Past media accounts in NCR have shown that nothing like that has ever occurred at any of the two dozen annual SOA Watch protests at Ft. Benning.

Verheyden-Hilliard, executive director of the Partnership for Civil Justice Fund, the group that made the FOIA request, said the FBI has an institutional history of justifying its actions as necessary to prevent otherwise nonviolent groups from being infiltrated by those with bad intentions.

“When you criminalize dissent or make peaceful dissent have the appearance of criminal character because of its response to it, it can’t help but impact people’s ability to come out and express their point of view,” Verheyden-Hilliard told NCR.

“But at the same time, the FBI and Department of Homeland Security engage in this following a long tradition of American law enforcement and intelligence agencies acting this way against political and social justice movements in the United States. …
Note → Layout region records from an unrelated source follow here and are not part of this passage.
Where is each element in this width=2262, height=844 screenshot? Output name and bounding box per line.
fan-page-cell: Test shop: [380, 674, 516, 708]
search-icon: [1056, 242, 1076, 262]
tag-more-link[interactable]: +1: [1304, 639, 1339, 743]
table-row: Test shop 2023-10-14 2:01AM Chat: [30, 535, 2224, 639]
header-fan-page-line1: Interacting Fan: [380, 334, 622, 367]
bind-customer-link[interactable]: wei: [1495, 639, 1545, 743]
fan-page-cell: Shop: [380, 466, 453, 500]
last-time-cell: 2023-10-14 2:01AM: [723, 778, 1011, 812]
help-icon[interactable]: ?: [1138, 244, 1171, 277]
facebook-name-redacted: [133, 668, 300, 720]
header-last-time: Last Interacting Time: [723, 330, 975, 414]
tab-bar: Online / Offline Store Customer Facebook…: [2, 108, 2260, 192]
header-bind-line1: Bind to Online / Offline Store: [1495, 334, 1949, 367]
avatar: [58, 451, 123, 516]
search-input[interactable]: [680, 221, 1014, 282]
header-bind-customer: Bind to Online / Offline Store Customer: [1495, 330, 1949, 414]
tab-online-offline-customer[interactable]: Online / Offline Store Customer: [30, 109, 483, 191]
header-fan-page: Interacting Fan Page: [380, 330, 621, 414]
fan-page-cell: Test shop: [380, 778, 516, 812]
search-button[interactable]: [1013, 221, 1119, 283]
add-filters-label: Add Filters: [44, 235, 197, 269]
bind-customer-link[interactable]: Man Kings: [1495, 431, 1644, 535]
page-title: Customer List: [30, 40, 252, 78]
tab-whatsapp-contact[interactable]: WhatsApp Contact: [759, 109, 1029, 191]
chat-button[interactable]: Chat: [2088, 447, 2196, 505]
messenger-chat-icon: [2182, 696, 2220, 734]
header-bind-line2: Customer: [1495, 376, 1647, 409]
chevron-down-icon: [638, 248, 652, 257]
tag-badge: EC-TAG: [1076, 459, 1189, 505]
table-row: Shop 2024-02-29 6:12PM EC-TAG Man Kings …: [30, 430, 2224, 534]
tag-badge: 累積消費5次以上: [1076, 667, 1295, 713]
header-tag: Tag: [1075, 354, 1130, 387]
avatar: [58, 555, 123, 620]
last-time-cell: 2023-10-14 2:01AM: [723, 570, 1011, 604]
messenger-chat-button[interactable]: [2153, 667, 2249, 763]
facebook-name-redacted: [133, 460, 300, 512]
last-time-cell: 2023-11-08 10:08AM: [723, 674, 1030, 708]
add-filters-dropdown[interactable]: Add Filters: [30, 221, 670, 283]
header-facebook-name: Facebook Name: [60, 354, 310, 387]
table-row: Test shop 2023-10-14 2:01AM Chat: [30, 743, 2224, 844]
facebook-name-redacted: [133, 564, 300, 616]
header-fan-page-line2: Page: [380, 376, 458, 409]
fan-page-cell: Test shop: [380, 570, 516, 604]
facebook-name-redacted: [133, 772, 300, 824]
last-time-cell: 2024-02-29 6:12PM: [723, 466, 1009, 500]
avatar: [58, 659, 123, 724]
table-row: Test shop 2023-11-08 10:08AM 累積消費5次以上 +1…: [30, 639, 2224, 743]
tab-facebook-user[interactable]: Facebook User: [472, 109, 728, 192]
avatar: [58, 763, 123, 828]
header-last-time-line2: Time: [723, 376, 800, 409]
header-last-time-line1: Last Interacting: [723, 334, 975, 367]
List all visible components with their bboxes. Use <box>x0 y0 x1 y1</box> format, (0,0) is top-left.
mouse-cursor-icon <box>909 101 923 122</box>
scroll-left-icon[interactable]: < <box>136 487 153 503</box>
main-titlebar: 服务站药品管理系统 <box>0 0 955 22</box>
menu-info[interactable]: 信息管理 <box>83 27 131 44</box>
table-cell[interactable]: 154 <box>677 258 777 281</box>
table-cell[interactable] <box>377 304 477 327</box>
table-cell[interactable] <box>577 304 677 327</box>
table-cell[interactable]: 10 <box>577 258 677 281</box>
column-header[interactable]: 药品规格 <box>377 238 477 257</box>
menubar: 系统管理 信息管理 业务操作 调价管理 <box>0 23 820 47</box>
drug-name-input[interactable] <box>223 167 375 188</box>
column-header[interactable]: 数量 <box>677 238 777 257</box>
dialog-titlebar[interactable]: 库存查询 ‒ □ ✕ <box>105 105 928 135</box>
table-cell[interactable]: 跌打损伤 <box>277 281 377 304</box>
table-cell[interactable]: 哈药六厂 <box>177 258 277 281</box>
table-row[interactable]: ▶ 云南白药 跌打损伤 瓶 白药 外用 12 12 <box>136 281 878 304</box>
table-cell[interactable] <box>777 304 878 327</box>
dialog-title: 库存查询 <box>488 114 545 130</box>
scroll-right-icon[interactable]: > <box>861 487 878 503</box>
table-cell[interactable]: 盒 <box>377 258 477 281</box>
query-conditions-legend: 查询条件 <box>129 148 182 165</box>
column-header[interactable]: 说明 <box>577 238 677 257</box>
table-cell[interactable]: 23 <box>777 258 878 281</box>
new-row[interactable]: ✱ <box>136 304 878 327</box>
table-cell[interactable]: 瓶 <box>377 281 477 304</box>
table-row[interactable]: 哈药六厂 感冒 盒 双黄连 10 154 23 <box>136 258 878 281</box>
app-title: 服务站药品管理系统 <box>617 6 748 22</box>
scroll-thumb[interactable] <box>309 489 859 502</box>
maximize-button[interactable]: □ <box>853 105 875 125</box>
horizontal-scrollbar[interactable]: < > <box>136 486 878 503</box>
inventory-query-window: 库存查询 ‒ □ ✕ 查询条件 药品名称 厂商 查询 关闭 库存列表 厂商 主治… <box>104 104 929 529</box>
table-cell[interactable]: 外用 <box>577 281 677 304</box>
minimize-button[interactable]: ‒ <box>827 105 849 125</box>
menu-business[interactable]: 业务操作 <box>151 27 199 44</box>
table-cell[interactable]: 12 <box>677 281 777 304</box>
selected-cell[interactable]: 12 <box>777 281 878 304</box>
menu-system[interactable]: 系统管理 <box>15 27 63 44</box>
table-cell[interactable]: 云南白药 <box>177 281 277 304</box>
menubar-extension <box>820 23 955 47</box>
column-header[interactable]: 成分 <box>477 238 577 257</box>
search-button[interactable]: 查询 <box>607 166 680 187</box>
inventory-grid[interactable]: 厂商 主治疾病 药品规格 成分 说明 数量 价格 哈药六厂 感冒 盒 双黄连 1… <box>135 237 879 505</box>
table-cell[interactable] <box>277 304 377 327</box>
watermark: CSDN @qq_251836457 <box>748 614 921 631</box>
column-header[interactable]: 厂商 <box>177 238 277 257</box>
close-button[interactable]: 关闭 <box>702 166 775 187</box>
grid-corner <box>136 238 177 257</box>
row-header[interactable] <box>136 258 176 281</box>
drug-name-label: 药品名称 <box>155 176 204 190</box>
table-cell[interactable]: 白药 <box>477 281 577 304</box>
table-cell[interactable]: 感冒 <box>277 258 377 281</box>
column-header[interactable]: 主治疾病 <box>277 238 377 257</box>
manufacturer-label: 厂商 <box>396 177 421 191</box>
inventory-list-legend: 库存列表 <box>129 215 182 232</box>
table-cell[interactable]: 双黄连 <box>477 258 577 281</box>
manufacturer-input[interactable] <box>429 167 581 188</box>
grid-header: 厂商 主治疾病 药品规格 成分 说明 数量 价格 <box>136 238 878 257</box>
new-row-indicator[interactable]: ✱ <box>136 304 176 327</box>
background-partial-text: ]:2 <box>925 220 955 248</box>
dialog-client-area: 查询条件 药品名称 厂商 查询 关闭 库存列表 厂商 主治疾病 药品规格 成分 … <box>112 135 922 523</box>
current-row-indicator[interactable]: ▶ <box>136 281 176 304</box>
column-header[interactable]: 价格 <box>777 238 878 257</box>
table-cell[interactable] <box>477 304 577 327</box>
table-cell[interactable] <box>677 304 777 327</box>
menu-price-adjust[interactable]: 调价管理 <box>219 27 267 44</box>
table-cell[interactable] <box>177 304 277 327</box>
“It’s basically where federal and local enforcement begin to set themselves up as if they’re engaged in paramilitary operations against peaceful protesters.”

Verheyden-Hilliard said the SOA Watch files show a pattern used by the FBI to justify its actions from year to year.

“Every year they acknowledge that it’s peaceful and just about every year they have some type of alarmist warning that ‘While it’s peaceful, you never know when something will turn unpeaceful. While it’s peaceful you never when someone will infiltrate it and more radical groups will show up,’" she said.

"And by that logic every single mass gathering in the United States could be deemed by the FBI to have potential terrorist activity," she continued.

Verheyden-Hilliard said the FBI’s monitoring of SOA Watch was “a significant expenditure of taxpayer dollars” used to monitor the activities of what she called a group of “pacifist nuns.”

Ironically, said Verheyden-Hilliard, “SOA Watch is an organization that had dedicated itself to actually trying to find U.S.-trained terrorists, who are then sent to other countries. They’re as far from terrorists themselves as you can get.”

FOIA documents show that in September 2004 the FBI communicated with a confidential informant who handed over a “compiled manual for affinity groups, with telephone number of Legal Advisor from Loyola University (Louisiana)” and provided the FBI with the names and email addresses of people associated with SOA Watch.

“To have this event and this movement for human rights categorized as subject to counter-terrorism and these sorts of things is scary to people, and it’s very sad,” said Quigley. 

Bourgeois said local law enforcement and other groups like the FBI were never able to show that SOA Watch was anything but peaceful.

“Our actions were always rooted to nonviolence; connected in solidarity with the people of Latin America," said Bourgeois. “Our goal is to shut down the School of the Assassins as it became known. There were times that I felt they [law enforcement agencies] were kind of hoping maybe to find something they could use to discredit us. They never did.”

SOA Watch has made all 429 pages from the FBI files available on its website, along with a summary of the material.